# Physical



## JustAnotherStar (4 Jul 2006)

Hi,

I am currently 15 years old, and I'm only going to be 16 in December. Since having a hockey coach that is the navy this year, I am really interested in joining the reserve when I'm 16. My only problem is that i am out of shape. I am about 6 foot 1, 180 pounds. I can run as far as i need for the test, but not fast enough. And I can't do 19 push up, i can barely do 2-3 shinups  but i can do 19 sit ups. I know that i need to start working out NOW, but I'm alone, and when i work out alone, i just cant push myself hard enough. I had dryland for hockey and when some1 is pushing me i like it so i try as hard as i can.

Please tell me some advises.


----------



## paracowboy (4 Jul 2006)

JustAnotherStar said:
			
		

> Please tell me some advises.


sure. First, your fitness issues.

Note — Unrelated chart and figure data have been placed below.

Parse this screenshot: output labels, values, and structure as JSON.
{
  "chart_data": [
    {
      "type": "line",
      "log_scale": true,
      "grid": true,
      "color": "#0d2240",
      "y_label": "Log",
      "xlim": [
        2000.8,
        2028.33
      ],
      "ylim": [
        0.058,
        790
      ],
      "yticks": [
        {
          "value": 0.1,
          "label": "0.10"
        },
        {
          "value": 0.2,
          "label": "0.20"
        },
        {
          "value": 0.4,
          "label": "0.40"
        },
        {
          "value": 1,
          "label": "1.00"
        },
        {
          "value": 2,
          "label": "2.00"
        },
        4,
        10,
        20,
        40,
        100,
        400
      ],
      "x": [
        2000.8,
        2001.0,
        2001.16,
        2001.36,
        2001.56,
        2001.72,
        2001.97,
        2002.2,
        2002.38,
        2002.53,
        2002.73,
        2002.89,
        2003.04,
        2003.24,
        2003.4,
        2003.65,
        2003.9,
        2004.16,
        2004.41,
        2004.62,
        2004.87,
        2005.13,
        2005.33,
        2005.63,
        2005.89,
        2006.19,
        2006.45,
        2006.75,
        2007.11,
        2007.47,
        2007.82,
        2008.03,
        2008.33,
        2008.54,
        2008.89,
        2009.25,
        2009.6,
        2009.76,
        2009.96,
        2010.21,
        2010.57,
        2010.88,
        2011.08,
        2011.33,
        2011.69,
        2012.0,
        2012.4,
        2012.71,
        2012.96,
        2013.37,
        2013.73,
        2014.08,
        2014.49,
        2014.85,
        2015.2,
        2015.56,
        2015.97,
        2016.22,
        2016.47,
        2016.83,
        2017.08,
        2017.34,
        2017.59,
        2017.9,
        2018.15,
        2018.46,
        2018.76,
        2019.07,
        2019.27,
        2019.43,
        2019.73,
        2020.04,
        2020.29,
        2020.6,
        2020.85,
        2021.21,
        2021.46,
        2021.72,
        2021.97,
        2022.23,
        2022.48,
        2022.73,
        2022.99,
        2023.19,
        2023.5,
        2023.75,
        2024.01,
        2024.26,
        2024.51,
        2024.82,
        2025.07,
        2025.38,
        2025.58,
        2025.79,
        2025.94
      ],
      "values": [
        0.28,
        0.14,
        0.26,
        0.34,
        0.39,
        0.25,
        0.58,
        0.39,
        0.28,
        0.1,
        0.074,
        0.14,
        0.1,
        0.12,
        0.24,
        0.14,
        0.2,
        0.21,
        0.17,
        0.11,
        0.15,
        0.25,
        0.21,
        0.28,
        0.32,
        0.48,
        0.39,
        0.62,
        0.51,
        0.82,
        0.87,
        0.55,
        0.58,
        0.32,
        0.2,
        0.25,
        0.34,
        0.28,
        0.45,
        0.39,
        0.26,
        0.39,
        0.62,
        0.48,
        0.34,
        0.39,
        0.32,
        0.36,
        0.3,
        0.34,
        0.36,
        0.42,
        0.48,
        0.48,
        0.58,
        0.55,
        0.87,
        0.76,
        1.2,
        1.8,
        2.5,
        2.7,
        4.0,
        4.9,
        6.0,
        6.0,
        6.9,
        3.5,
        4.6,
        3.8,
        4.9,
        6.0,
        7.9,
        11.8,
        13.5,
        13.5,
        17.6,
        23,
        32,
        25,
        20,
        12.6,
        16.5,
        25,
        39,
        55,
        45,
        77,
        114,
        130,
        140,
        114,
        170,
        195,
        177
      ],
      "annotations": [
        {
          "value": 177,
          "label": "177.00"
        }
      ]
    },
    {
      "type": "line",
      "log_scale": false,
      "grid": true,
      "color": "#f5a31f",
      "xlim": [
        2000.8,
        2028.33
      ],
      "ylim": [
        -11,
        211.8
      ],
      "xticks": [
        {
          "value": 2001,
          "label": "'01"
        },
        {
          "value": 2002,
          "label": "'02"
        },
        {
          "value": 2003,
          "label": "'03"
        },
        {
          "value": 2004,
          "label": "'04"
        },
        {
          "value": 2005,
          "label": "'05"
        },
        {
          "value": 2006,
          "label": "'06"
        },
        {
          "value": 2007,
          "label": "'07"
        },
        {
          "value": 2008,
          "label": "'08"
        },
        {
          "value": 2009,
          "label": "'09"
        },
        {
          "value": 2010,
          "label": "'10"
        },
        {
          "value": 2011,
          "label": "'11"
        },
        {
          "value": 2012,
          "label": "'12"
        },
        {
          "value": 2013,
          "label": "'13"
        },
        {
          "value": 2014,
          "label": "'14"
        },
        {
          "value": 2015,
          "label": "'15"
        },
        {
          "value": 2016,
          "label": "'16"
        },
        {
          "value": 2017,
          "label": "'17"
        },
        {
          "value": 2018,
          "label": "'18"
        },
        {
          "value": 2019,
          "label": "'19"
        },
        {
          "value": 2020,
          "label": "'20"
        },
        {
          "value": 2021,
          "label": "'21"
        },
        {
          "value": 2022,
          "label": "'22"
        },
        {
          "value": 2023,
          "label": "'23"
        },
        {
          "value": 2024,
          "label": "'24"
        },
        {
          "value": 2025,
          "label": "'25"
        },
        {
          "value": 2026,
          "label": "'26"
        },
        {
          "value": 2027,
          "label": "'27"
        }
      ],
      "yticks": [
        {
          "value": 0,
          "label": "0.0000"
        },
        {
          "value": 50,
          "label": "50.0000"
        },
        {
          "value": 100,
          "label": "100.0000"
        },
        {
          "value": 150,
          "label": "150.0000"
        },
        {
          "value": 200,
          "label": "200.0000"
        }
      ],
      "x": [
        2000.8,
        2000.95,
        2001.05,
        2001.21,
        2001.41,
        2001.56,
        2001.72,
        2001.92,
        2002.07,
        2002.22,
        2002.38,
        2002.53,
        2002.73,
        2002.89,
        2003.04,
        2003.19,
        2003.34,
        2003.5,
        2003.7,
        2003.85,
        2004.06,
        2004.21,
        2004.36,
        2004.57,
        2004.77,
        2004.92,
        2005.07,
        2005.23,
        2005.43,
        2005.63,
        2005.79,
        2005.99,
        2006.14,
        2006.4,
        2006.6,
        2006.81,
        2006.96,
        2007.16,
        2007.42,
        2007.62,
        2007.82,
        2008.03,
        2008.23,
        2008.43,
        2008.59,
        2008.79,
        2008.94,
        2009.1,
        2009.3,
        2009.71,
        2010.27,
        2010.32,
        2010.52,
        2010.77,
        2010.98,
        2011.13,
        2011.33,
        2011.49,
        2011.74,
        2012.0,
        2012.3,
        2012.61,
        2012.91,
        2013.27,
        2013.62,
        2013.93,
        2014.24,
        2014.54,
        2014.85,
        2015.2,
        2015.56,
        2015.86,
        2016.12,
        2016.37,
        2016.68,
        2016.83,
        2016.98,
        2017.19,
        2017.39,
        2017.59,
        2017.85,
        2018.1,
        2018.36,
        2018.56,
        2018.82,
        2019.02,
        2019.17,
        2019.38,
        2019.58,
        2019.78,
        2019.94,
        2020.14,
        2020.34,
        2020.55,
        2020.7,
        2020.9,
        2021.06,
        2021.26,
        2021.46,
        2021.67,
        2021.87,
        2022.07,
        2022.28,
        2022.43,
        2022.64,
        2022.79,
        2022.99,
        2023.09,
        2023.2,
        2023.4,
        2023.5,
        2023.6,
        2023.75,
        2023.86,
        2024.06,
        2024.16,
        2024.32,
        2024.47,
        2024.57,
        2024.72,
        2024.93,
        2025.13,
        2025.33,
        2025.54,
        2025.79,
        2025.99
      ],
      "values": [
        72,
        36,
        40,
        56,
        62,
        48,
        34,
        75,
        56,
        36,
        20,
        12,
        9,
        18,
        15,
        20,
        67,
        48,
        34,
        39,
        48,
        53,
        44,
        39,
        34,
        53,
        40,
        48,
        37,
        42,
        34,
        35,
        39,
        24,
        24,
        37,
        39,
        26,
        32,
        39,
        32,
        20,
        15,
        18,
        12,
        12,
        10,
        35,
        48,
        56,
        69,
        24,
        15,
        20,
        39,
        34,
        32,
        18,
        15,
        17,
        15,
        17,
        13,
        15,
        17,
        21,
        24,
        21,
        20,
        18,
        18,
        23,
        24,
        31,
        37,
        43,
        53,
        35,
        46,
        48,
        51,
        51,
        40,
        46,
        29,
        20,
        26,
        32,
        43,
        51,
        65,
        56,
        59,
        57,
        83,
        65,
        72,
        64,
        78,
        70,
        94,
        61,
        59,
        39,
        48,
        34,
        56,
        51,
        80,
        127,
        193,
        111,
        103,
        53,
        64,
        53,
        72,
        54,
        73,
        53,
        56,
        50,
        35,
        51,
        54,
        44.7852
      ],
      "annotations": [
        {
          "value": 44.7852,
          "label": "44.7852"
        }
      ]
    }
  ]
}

Look here:
http://forums.army.ca/forums/index.php/board,39

Second, read this:

MSN and ICQ "short hand" -  http://forums.army.ca/forums/threads/33247.0.html

Regarding the use of "MSN speak" versus the employment of prose which is correct in grammar, spelling and punctuation, please see: http://forums.army.ca/forums/threads/34015/post-260446.html#msg260446

Army.ca Conduct Guidelines: MUST READ - http://forums.army.ca/forums/threads/24937.0.html

FRIENDLY ADVICE TO NEW MEMBERS - http://forums.army.ca/forums/threads/24937/post-259412.html#msg259412

Recruiting FAQ - http://forums.army.ca/forums/threads/21101.0.html

Infantry FAQ - http://forums.army.ca/forums/threads/21131.0.html

Canadian Forces Aptitude Test - http://army.ca/forums/threads/21101/post-103977.html#msg103977

Fitness requirements at enrolment, see page 12 of this brochure:
http://www.recruiting.forces.ca/media/pdf/physical_fitness_en.pdf

Search page - http://forums.army.ca/forums/index.php?action=search;advanced

Welcome to Army.ca, start reading.


----------



## Matty B. (4 Jul 2006)

Are you living in an urban area or a city? Is there a gym close to your house?


----------



## paracowboy (4 Jul 2006)

I'm going to lock this while our young friend makes himself familiar with the material presented to him.


----------